- Production company: Kwong Kwong Motion Picture Company (Chinese: 光光影片公司)
- Release date: 29 November 1928;
- Running time: 9 reels
- Countries: Malaysia; United Kingdom;
- Languages: silent film with Chinese and English subtitles

= Man's Heart =

1928 film

Man's Heart (男子的心) is a British-Malaysian tragedy silent film about the overseas Chinese community in the tin mining industry. Produced and released in 1928, the film was presented by the Kwong Kwong Motion Picture Company (光光影片公司), which was located in Seremban, Negeri Sembilan state.
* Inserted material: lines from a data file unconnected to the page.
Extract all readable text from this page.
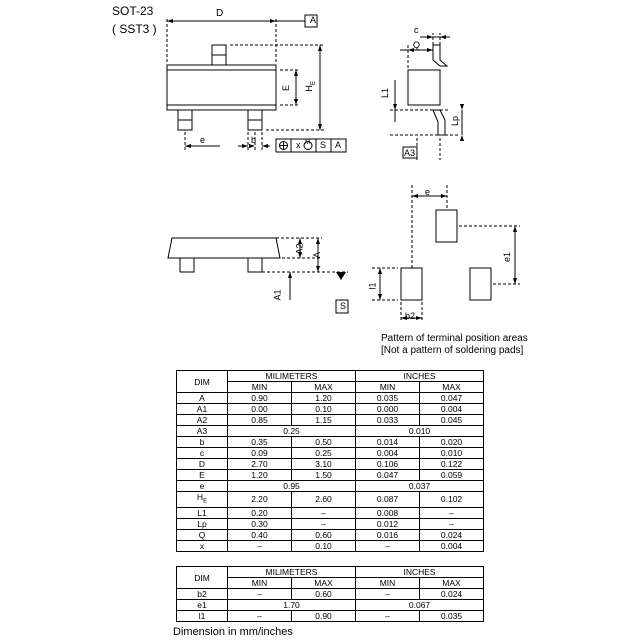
SOT-23
( SST3 )
D
A
E $H_E$
e	b	x M S A
c
Q
L1
Lp
A3
A2
A
A1
S
e
e1
l1
b2
Pattern of terminal position areas
[Not a pattern of soldering pads]
DIM	MILIMETERS		INCHES	
	MIN	MAX	MIN	MAX
A	0.90	1.20	0.035	0.047
A1	0.00	0.10	0.000	0.004
A2	0.85	1.15	0.033	0.045
A3	0.25		0.010	
b	0.35	0.50	0.014	0.020
c	0.09	0.25	0.004	0.010
D	2.70	3.10	0.106	0.122
E	1.20	1.50	0.047	0.059
e	0.95		0.037	
$H_E$	2.20	2.60	0.087	0.102
L1	0.20	–	0.008	–
Lp	0.30	–	0.012	–
Q	0.40	0.60	0.016	0.024
x	–	0.10	–	0.004
DIM	MILIMETERS		INCHES	
	MIN	MAX	MIN	MAX
b2	–	0.60	–	0.024
e1	1.70		0.067	
l1	–	0.90	–	0.035
Dimension in mm/inches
Its film crew and shooting equipment came from the past Nanyang Low Pui-kim's self-made Motion Picture Company (南洋劉貝錦自製影片公司) in Singapore.

== Release record ==
- Seremban, Negeri Sembilan, Malaysia
  - Premiere in "(時新戲院)" in Seremban
- Singapore
  - one ticket to watch two movies, with another 1927 silent film "(血淚碑)" from Shanghai Star Motion Pictures Company, in Marlborough Theatre (曼舞羅戲院) in Beach Road, Singapore, total four days, from 29 November to 2 December 1928.

== Plot ==
In order to seek more girlfriends, a Chinese man abandons his family, leaving his wife and son to a hard life. In the end, all his lovers leave him, and he suffers retribution for his sin.